Most friendships between men and women appear to be of the 'confidante' variety. Nearly all men said that they have very intimate discussions with their women friends about each other's relationships. For women, it was a split between very intimate discussions and frequent discussions about relationships. Very few of either sex don't use their opposite-sex friends as relationship sounding-boards. Interestingly, it was more likely for intimate discussions to take place between friends who are single than those who are married.
Also noteworthy is the different way that women and men see their opposite-sex friendships. A significant number of women, mostly the younger group under 25, think that their relationships with men, or with other women, are the same. The rest are split between thinking that either their male friendships, or their female ones, are closer. Men, for their part, didn't really think their friendships with men and women were equally close - it was almost always one or the other.

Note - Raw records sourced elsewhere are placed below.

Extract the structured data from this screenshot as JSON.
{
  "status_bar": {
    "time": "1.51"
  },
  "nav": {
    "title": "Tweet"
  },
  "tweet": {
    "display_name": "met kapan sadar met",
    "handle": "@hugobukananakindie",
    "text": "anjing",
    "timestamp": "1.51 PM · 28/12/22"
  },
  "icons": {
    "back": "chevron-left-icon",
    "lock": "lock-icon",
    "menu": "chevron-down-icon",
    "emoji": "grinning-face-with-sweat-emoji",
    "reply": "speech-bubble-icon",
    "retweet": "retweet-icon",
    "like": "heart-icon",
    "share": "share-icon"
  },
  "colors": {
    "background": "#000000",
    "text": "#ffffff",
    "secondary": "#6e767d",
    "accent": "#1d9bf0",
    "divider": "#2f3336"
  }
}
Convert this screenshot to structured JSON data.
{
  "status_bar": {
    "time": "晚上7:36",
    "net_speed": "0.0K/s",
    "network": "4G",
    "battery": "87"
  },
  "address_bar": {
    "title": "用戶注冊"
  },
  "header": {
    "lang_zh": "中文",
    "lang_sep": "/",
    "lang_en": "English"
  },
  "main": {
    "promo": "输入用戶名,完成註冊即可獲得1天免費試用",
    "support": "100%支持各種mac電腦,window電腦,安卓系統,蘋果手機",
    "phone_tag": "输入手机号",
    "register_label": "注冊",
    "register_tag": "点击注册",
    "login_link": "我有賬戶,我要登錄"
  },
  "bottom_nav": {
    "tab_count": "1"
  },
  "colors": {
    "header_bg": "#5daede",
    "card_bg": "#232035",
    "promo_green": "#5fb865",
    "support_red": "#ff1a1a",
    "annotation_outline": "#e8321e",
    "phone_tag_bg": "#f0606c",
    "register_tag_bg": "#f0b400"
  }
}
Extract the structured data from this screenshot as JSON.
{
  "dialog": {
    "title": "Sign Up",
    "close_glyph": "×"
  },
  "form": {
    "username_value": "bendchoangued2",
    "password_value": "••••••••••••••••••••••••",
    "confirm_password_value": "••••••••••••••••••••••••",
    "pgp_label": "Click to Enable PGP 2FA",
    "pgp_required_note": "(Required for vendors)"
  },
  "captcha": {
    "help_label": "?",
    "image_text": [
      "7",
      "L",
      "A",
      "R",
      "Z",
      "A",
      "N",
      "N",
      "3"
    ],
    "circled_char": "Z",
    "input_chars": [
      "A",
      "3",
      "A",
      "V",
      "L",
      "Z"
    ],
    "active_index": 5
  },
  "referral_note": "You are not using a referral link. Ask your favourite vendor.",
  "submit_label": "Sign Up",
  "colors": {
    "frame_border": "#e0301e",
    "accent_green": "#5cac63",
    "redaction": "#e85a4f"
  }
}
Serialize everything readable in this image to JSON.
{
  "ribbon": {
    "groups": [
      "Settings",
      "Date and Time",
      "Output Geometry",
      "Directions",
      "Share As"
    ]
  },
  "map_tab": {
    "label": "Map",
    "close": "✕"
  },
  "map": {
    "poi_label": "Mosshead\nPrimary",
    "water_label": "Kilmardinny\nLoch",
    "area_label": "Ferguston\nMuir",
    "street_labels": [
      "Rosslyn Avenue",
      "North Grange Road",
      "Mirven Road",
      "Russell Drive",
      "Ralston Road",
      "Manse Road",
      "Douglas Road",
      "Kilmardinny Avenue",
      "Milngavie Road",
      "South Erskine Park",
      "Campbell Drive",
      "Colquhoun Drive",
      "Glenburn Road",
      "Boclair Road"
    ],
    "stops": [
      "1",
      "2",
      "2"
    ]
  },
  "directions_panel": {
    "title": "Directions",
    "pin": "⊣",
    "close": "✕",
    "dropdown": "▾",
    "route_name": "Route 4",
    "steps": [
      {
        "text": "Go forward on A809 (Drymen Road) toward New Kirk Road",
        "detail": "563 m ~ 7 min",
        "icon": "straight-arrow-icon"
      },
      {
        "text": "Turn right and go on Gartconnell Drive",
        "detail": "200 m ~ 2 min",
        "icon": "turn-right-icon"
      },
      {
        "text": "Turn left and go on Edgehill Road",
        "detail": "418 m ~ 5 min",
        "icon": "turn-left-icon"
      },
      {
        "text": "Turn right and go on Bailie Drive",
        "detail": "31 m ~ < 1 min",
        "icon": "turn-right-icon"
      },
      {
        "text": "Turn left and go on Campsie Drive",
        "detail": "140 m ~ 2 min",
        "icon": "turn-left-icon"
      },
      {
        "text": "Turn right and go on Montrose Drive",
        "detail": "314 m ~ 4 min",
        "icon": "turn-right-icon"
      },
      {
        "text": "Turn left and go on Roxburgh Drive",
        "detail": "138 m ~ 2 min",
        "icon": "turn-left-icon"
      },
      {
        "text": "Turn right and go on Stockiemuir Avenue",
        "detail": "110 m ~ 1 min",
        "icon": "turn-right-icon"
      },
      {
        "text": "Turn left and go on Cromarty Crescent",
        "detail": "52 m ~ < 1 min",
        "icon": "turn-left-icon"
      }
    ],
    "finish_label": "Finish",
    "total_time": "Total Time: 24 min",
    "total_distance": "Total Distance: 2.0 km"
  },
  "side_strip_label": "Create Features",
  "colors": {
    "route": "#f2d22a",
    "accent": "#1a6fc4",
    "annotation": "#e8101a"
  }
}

On the issue of whether a physical relationship will ruin a friendship, the overwhelming response was that our question was too broad. The most typical answer was that 'it depends,' which of course is true. Most of those that said 'yes, it will ruin the friendship,' or 'no, it won't,' qualified their answer by saying things like 'yes, unless they are both emotionally detached,' or 'no, if one can separate emotional love from the blissful physical act of sex.'
So, while it's not obvious that an opposite-sex friendship will turn physical, there may always be at least some potential for that outcome. And, if it does end up that way, there's no inherent reason why the friendship should fail. As one respondent put it, you can be lovers for a while, then go back to being friends, and then lovers again...
Note: Numeric results are not quoted, so as to preclude the appearance that this is anything else other than an entirely non-scientific survey.